Dieta Mediterranea, i folati contro inquinamento e tumori

Dieta Mediterranea, i folati contro inquinamento e tumori

La Dieta Mediterranea, considerata da dietologi e nutrizionisti il regime alimentare più corretto ed equilibrato per l’organismo, essendo ricca folati combatte anche i danni causati  dall’inquinamento incluso i tumori.

Se ne parla da sempre, così come da tempo immemorabile si sa che questo regime alimentare è uno dei migliori in assoluto per conservare un fisico in forma e per evitare certi eccessi alimentari che, ormai è provato, portano anche a malattie gravi.

Il cibo, purtroppo, oggi più che mai contribuisce ad aggravare il carico degli agenti inquinanti dai quali è necessario difendersi ogni giorno. E se è vero che il nostro organismo ha una grande capacità di adattamento, è pur vero che quando le sostanze inquinanti superano i limiti di guardia, le sue difese immunitarie vanno in tilt. Perciò la battaglia contro lo smog dovrebbe iniziare proprio a tavola. Come? Optando per un regime alimentare in grado sia di neutralizzare i radicali liberi, sia di potenziare il sistema immunitario: in altre parole scegliendo la Dieta Mediterranea.

Da un punto di vista scientifico, finora non erano stati molti gli studi che hanno condotto a capire le ragioni della bontà di questa dieta, della quale si è sempre detto in maniera generica che è povera di grassi e ricca di carboidrati e vitamine.

Una di queste lacune sembra sia stata riempita da uno studio apposito e approfondito svolto dal Dipartimeno di Scienze Mediche, Chirurgiche e Tecnologiche Avanzate Gian Filippo Ingrassia, dell’Università di Catania.
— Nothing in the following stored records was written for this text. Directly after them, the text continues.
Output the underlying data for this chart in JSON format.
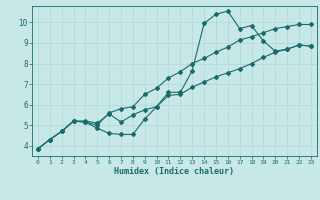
{
  "xlabel": "Humidex (Indice chaleur)",
  "bg_color": "#c8e8e8",
  "grid_color": "#b0d8d8",
  "line_color": "#1a6b6b",
  "xlim": [
    -0.5,
    23.5
  ],
  "ylim": [
    3.5,
    10.8
  ],
  "xticks": [
    0,
    1,
    2,
    3,
    4,
    5,
    6,
    7,
    8,
    9,
    10,
    11,
    12,
    13,
    14,
    15,
    16,
    17,
    18,
    19,
    20,
    21,
    22,
    23
  ],
  "yticks": [
    4,
    5,
    6,
    7,
    8,
    9,
    10
  ],
  "line1_x": [
    0,
    1,
    2,
    3,
    4,
    5,
    6,
    7,
    8,
    9,
    10,
    11,
    12,
    13,
    14,
    15,
    16,
    17,
    18,
    19,
    20,
    21,
    22,
    23
  ],
  "line1_y": [
    3.85,
    4.3,
    4.7,
    5.2,
    5.15,
    5.0,
    5.6,
    5.8,
    5.9,
    6.5,
    6.8,
    7.3,
    7.6,
    8.0,
    8.25,
    8.55,
    8.8,
    9.15,
    9.3,
    9.5,
    9.7,
    9.8,
    9.9,
    9.9
  ],
  "line2_x": [
    0,
    1,
    2,
    3,
    4,
    5,
    6,
    7,
    8,
    9,
    10,
    11,
    12,
    13,
    14,
    15,
    16,
    17,
    18,
    19,
    20,
    21,
    22,
    23
  ],
  "line2_y": [
    3.85,
    4.3,
    4.7,
    5.2,
    5.15,
    4.85,
    4.6,
    4.55,
    4.55,
    5.3,
    5.9,
    6.6,
    6.6,
    7.65,
    9.95,
    10.4,
    10.55,
    9.7,
    9.85,
    9.1,
    8.6,
    8.7,
    8.9,
    8.85
  ],
  "line3_x": [
    0,
    1,
    2,
    3,
    4,
    5,
    6,
    7,
    8,
    9,
    10,
    11,
    12,
    13,
    14,
    15,
    16,
    17,
    18,
    19,
    20,
    21,
    22,
    23
  ],
  "line3_y": [
    3.85,
    4.3,
    4.7,
    5.2,
    5.2,
    5.1,
    5.55,
    5.15,
    5.5,
    5.75,
    5.9,
    6.45,
    6.5,
    6.85,
    7.1,
    7.35,
    7.55,
    7.75,
    8.0,
    8.3,
    8.55,
    8.7,
    8.9,
    8.85
  ]
}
Nella ricerca, è stata messa in evidenza l’importanza della presenza dei folati, vere e proprie vitamine per la vita, il cui ruolo nella prevenzione di alcuni tumori, specialmente il cervico-carcinoma nelle donne, sembra essere importante.

I folati sono dei composti che ridurrebbero in maniera naturale il rischio di infezione da HPV, il Papilloma Virus, nelle donne non infette, e contribuirebbero a una guarigione più rapida in quelle infette. Inoltre, questi composti diminuirebbero il rischio di neoplasie delle cellule dell’epitelio infetto.
I folati, non essendo prodotti dal nostro organismo, devono essere introdotti tramite l’alimentazione.

L’intera ricerca è stata svolta sottoponendo una serie di questionari a centinaia di donne, nonché tramite la determinazione di appositi marcatori biomolelocari. La responsabile del progetto di ricerca è la Professoressa Antonella Agodi, docente associato di Igiene generale e applicata, la quale ha svolto un lavoro metodico e coscienzioso con i suoi preziosi collaboratori e collaboratrici, fra i quali spiccano le ricercatrici Martina Barchitta e Annalisa Quattrocchi. Dieta Mediterranea a tutto spiano, quindi, ora che ci sono pure le evidenze scientifiche.